A recepcionista levantou-se da secretária e dirigiu-se aos africanos, uns sentados nos sofás, outros de pé, todos silenciosos. Conto, por alto, a maré negra: dezoito! Com quem desejavam falar? Um dos gigantes, numa voz aflautada que faria rir noutro contexto, esclarece: -- É com o Zé Manel que a gente queremos falar.
-- Ah, mas o senhor José Manuel não vem hoje!
Os trabalhadores entreolharam-se alarmados, protestaram ruidosos. O líder atalhou o clamor com gesto de mão: -- A gente não saímos daqui sem falar com o Zé Manel.

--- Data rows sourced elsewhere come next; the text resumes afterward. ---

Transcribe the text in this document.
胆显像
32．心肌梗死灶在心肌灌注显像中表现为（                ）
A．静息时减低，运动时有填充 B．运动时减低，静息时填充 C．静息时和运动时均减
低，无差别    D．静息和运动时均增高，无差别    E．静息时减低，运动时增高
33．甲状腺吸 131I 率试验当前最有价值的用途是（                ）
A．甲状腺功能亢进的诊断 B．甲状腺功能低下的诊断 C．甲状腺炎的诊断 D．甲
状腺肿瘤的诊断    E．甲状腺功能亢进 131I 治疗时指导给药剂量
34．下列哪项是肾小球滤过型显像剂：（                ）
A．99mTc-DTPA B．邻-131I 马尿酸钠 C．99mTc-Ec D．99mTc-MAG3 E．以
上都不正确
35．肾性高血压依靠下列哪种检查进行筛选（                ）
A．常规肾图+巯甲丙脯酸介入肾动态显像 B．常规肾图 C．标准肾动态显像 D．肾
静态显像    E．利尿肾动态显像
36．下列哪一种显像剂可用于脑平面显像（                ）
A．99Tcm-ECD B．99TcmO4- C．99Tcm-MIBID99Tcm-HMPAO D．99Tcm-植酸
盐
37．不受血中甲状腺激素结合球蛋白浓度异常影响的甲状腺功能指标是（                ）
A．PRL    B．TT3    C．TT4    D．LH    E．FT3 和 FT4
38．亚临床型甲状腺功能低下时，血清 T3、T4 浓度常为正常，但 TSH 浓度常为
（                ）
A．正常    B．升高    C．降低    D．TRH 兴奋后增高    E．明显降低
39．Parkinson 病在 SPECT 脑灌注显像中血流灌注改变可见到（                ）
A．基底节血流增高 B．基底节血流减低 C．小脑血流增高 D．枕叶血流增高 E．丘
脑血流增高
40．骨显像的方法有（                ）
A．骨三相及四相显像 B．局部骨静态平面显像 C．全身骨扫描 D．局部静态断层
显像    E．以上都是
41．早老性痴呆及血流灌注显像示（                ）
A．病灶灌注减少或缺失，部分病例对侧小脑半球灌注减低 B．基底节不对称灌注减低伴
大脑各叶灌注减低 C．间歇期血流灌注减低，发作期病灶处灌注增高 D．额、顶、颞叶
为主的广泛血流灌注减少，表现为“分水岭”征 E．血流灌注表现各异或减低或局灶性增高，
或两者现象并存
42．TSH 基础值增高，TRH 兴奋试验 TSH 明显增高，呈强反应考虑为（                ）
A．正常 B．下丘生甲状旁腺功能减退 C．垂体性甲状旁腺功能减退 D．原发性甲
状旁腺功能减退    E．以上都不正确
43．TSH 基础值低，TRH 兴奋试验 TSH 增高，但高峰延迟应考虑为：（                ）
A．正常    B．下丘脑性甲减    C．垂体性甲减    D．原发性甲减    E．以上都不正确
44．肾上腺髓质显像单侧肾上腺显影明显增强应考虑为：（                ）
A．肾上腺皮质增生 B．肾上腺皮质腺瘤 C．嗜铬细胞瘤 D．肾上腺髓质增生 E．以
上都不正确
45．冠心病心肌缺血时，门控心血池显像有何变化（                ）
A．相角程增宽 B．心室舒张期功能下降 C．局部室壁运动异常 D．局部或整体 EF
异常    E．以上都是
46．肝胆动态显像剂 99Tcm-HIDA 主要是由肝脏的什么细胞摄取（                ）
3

A recepcionista encolheu os ombros e regressava à sua secretária, sem coragem ou sem vontade de argumentar, aparentemente habituada àquelas invasões. Mas reparou em mim, esquecido desde que os imigrantes tinham ocupado a sala: --- É melhor voltar noutro dia. Hoje, isto está complicado. E apontou com o olhar a complicação: aqueles trabalhadores da construção civil, decididos a esperar pelo Zé Manel, o subempreiteiro que recebe da empresa sete euros à hora e lhes paga dois ou três. Se pagar, que pode ter esturrado o vencimento do pessoal numa qualquer casa de alterne. Aqui, nesta empresa respeitável, ninguém tem culpa de nada, se necessário for, chamam a polícia, mostrarão recibos, deixarão bem claro que pulhices não são com eles – apenas com o engajador, o mesmo que todas as manhãs recruta vinte ou trinta imigrantes, sempre diferentes, e manda embora os outros, para que não se atrevam a reclamar, mesmo que lhes pague quanto e quando quiser. Dois andares acima, talvez os administradores sintam algum incómodo por não poderem sair antes que os trabalhadores zangados se cansem de esperar pelo Zé Manel, ou talvez riam da partida que, mais uma vez, pregou aos pretos…
NOTA: ouvi esta história ao Nuno, anos atrás, quando a construção civil florescia. Fui buscá-la à minha gaveta informática após ouvir hoje, num telejornal, protestos de trabalhadores africanos, também eles subcontratados.)